26 DE JUNIO · EL PODER DE LA BENDICIÓN

La Palabra de Dios es la única que puede producir fe en nosotros; sólo a través de la fe, podemos relacionarnos con Dios. Al entrar en contacto con Su Palabra a través de la fe, Su maravilloso mundo empieza a abrirse ante nosotros, podemos ver con los ojos espirituales todo lo que Dios reservó para aquellos que le aman, lo cual jamás el ojo humano ha podido ver, ni oído ha podido escuchar, ni la mente del hombre ha podido imaginar. El Apóstol Pablo presentó algunos aspectos fundamentales, corriendo el velo y revelando a los creyentes las bendiciones reservadas para quienes hemos creído en Jesucristo.

Pablo enseña que Nuestro Padre Dios nos bendijo. Debemos entender que la bendición es lo opuesto a la maldición, ambas tienen poder. La bendición tiene el poder de edificar, restaurar, sanar y resucitar; mientras que la maldición tiene el poder de hurtar matar y destruir. (Juan 10:10). El conquistar la tierra de Canaán para el pueblo de Israel era apropiarse de las bendiciones que Dios tenía reservadas para ellos; lo único que les podía ayudar para que les perteneciera, era obedecer cada una de las palabras dadas por Dios. Lo mismo sucede con los creyentes.

Dios ha reservado toda una tierra de promesas para nosotros a través de su palabra. Cada una de ellas, al ser revelada por Su Espíritu, se convierte en el territorio que debemos conquistar. Pablo dijo que “…todas las promesas de Dios son en él Sí, y en él Amén…” (2 Corintios 1:20). Cuando creemos y confesamos Sus promesas, éstas pasan a ser parte de nuestra vida.

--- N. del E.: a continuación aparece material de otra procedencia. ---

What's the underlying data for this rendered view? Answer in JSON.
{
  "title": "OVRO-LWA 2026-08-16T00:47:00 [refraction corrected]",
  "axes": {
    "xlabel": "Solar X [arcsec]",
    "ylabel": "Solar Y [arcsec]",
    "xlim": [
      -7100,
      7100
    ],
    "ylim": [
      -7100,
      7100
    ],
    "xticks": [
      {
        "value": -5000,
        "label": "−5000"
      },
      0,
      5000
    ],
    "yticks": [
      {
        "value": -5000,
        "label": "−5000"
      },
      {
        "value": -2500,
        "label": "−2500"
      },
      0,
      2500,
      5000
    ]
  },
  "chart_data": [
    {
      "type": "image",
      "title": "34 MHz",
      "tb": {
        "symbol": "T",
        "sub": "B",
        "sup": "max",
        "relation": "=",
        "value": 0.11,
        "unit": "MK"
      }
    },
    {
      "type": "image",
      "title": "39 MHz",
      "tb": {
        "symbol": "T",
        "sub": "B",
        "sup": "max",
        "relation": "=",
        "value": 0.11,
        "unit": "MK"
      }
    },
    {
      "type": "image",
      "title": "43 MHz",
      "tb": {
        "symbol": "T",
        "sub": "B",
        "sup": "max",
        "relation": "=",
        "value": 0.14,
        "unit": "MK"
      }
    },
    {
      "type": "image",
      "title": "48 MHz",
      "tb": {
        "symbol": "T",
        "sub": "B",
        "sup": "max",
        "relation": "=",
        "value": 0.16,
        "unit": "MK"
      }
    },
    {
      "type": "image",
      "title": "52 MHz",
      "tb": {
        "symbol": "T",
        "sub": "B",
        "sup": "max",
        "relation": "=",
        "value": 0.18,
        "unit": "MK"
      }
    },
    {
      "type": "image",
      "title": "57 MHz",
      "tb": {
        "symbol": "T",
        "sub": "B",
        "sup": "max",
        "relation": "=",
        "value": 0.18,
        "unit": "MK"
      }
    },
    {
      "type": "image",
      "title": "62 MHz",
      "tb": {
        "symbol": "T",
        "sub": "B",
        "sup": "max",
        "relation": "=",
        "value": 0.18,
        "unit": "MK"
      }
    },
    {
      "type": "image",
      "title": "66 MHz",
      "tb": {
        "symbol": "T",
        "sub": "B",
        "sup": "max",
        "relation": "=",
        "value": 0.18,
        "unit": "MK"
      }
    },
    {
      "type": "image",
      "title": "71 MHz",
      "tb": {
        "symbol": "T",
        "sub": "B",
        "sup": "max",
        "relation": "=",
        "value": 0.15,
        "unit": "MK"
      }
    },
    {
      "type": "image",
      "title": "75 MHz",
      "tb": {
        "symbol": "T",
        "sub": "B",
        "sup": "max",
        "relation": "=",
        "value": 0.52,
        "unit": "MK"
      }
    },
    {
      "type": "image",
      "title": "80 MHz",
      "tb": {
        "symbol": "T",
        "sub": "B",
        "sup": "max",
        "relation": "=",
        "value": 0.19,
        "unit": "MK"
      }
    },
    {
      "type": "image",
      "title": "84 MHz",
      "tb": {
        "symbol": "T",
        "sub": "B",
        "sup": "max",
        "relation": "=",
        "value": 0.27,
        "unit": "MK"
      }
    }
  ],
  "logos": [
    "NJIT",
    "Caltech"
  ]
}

“Para que en Cristo Jesús la bendición de Abraham alcanzase a los gentiles, a fin de que por la fe recibiésemos la promesa del Espíritu” (Gálatas 3:14). Y en el verso 29 añade: “Y si vosotros sois de Cristo, ciertamente linaje de Abraham sois, y herederos según la promesa.”

La bendición de Dios está dirigida a la simiente de Abraham, la cual nos incluye pues Jesús es el verdadero linaje de Abraham y, nosotros por ser de Cristo, recibimos legítimamente este derecho y podemos disfrutarlo.

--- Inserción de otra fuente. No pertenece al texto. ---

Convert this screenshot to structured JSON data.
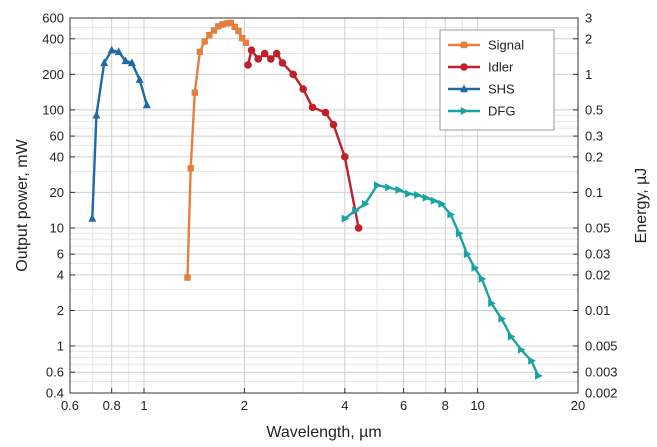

Abraham tenía la promesa, había caminado ya varios años con la promesa pero llegó a un punto donde la situación se le estaba saliendo de las manos y él estaba prácticamente en una lucha con Dios y en oración le dice: “Mira que no me has dado prole, y he aquí que será mi heredero un esclavo nacido en mi casa. Luego vino a él palabra de Jehová, diciendo: No te heredará éste, sino un hijo tuyo será el que te heredará. Y lo llevó fuera, y le dijo: Mira ahora los cielos, y cuenta las estrellas, si las puedes contar. Y le dijo: Así será tu descendencia. Y creyó a Jehová, y le fue contado por justicia”. (Génesis 15:3-6).